Situs web Prancis tersebut menyoroti – dalam editorial gabungan antara direkturnya, Alain Gresh, dan pemimpin redaksinya, Sarah Qurera – perbedaan antara cara media Barat menangani perang di Ukraina dan perang di Gaza, seperti yang dilakukan media Barat, yang mana mereka tidak segan-segan mengutuk “invasi Rusia,” dan juga tidak menyebutkan nama “operasi khusus Rusia.” Sementara agresi di Gaza disebut sebagai “perang antara “Israel” dan Gerakan Perlawanan Islam (Hamas),” seolah-olah dua pihak yang setara sedang berperang, atau seolah-olah korbannya adalah tentara “Israel”.

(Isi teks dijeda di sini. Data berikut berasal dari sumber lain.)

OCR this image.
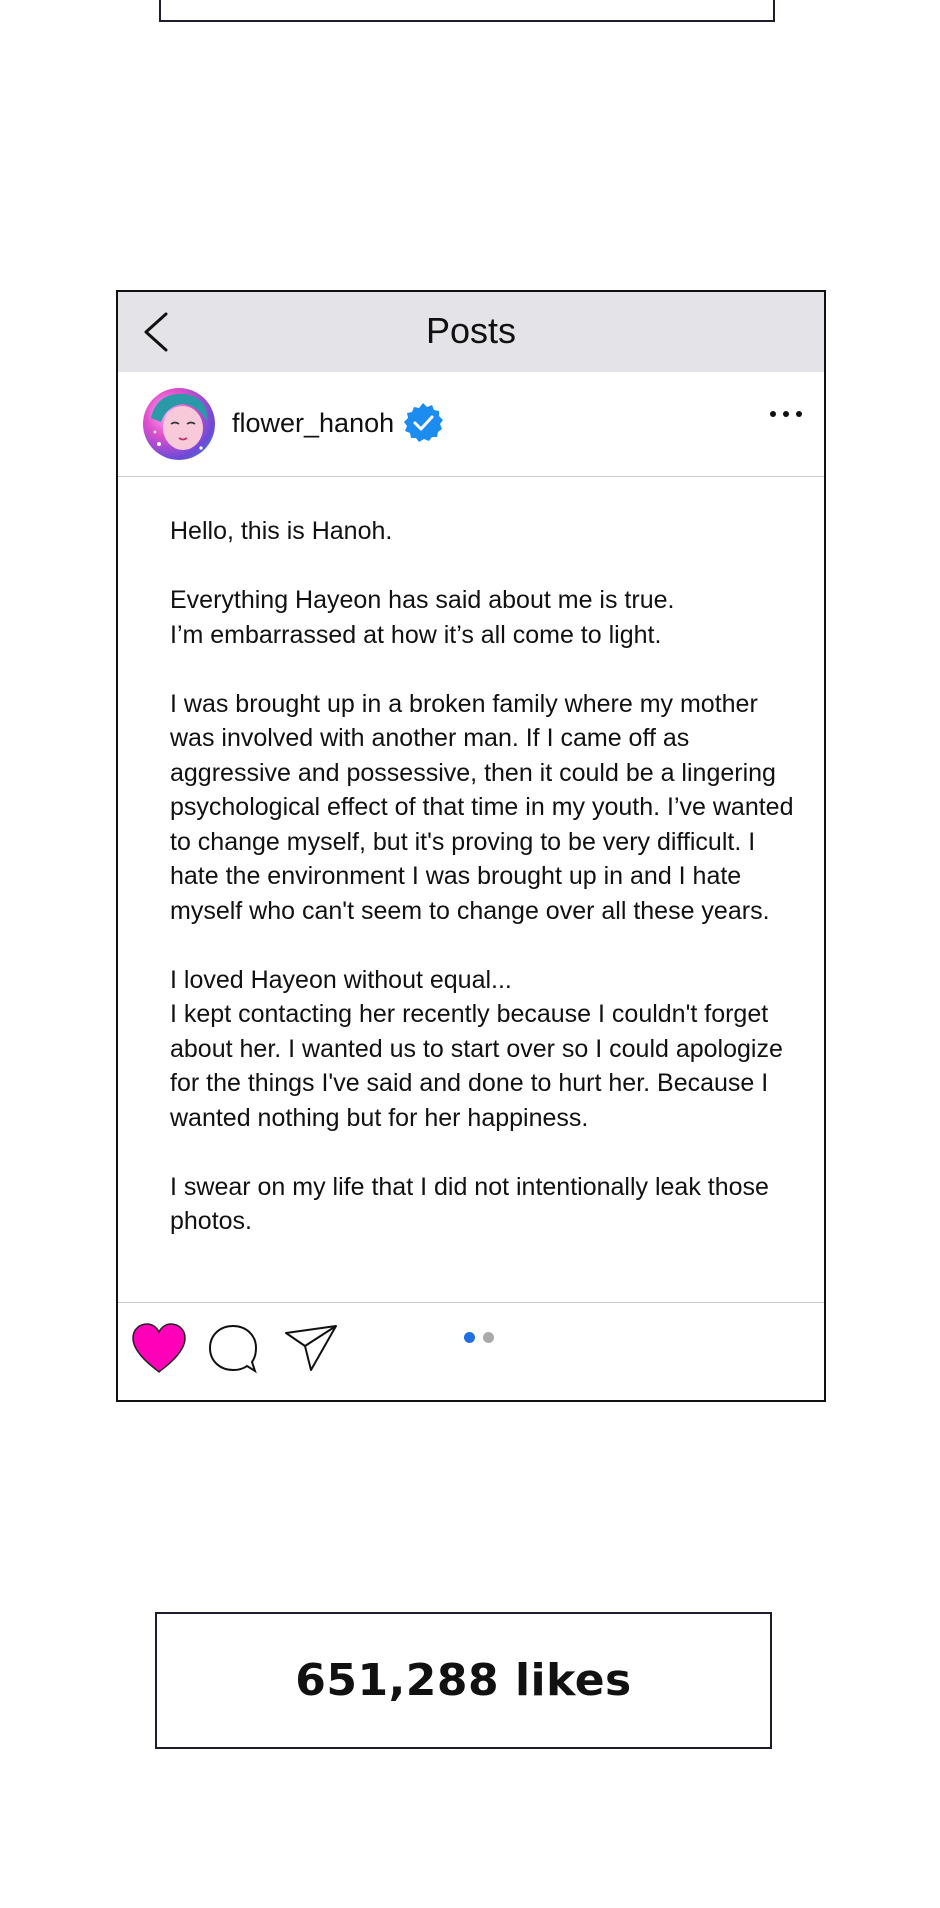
Posts
flower_hanoh

Hello, this is Hanoh.

Everything Hayeon has said about me is true.
I’m embarrassed at how it’s all come to light.

I was brought up in a broken family where my mother was involved with another man. If I came off as aggressive and possessive, then it could be a lingering psychological effect of that time in my youth. I’ve wanted to change myself, but it's proving to be very difficult. I hate the environment I was brought up in and I hate myself who can't seem to change over all these years.

I loved Hayeon without equal...
I kept contacting her recently because I couldn't forget about her. I wanted us to start over so I could apologize for the things I've said and done to hurt her. Because I wanted nothing but for her happiness.

I swear on my life that I did not intentionally leak those photos.

651,288 likes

Betapapun berbedanya terminologi yang digunakan di surat kabar – menurut situs tersebut – Hamas sering digambarkan sebagai “organisasi teroris” (walaupun hanya Uni Eropa dan Amerika Serikat yang mengklasifikasikannya sebagai organisasi teroris), dan deskripsi ini membebaskan “Israel” dari semua kejahatannya.
Ungkapan seperti “kejahatan perang” dan “genosida” adalah hal yang tabu, dan pengeboman “Israel” di Gaza disebut “ledakan,” seolah-olah tidak ada yang bertanggung jawab atas hal tersebut, dengan kecenderungan untuk cepat percaya pada kutipan dan informasi yang diberikan oleh militer dan pemerintah “Israel”. Sebaliknya sangat berhati-hati dan penuh ketelitian dalam menerima pernyataan-pernyataan dari pihak Palestina, menurut editorial tersebut.
“Menurut Hamas”
Editorial situs tersebut mengingatkan kembali keraguan yang menyertai angka kematian yang diumumkan oleh Kementerian Kesehatan di Gaza, yang mana media Barat masih disertai dengan kalimat “menurut Hamas.” Editorial tersebut juga mengingatkan perlakuan pers Barat terhadap tahanan Palestina, mereka dilucuti pakaiannya, dihina, dan disiksa, seolah-olah kemungkinan mereka menjadi anggota Hamas membenarkan keadaan pengecualian ini.
Sebaliknya, berita bohong tersebar setelah 7 Oktober lalu tentang mutilasi perempuan, pemenggalan kepala anak-anak, dan pembakaran dalam oven, yang mana hanya karena dilaporkan oleh pejabat “Israel”, maka mereka terima dengan bulat, dan ketika kebohongan mereka terkonfirmasi, tidak ada tim redaksi yang melihatnya. Kebutuhan untuk mengakui kesalahan dalam mempromosikan propaganda “Israel” hampir tidak ada.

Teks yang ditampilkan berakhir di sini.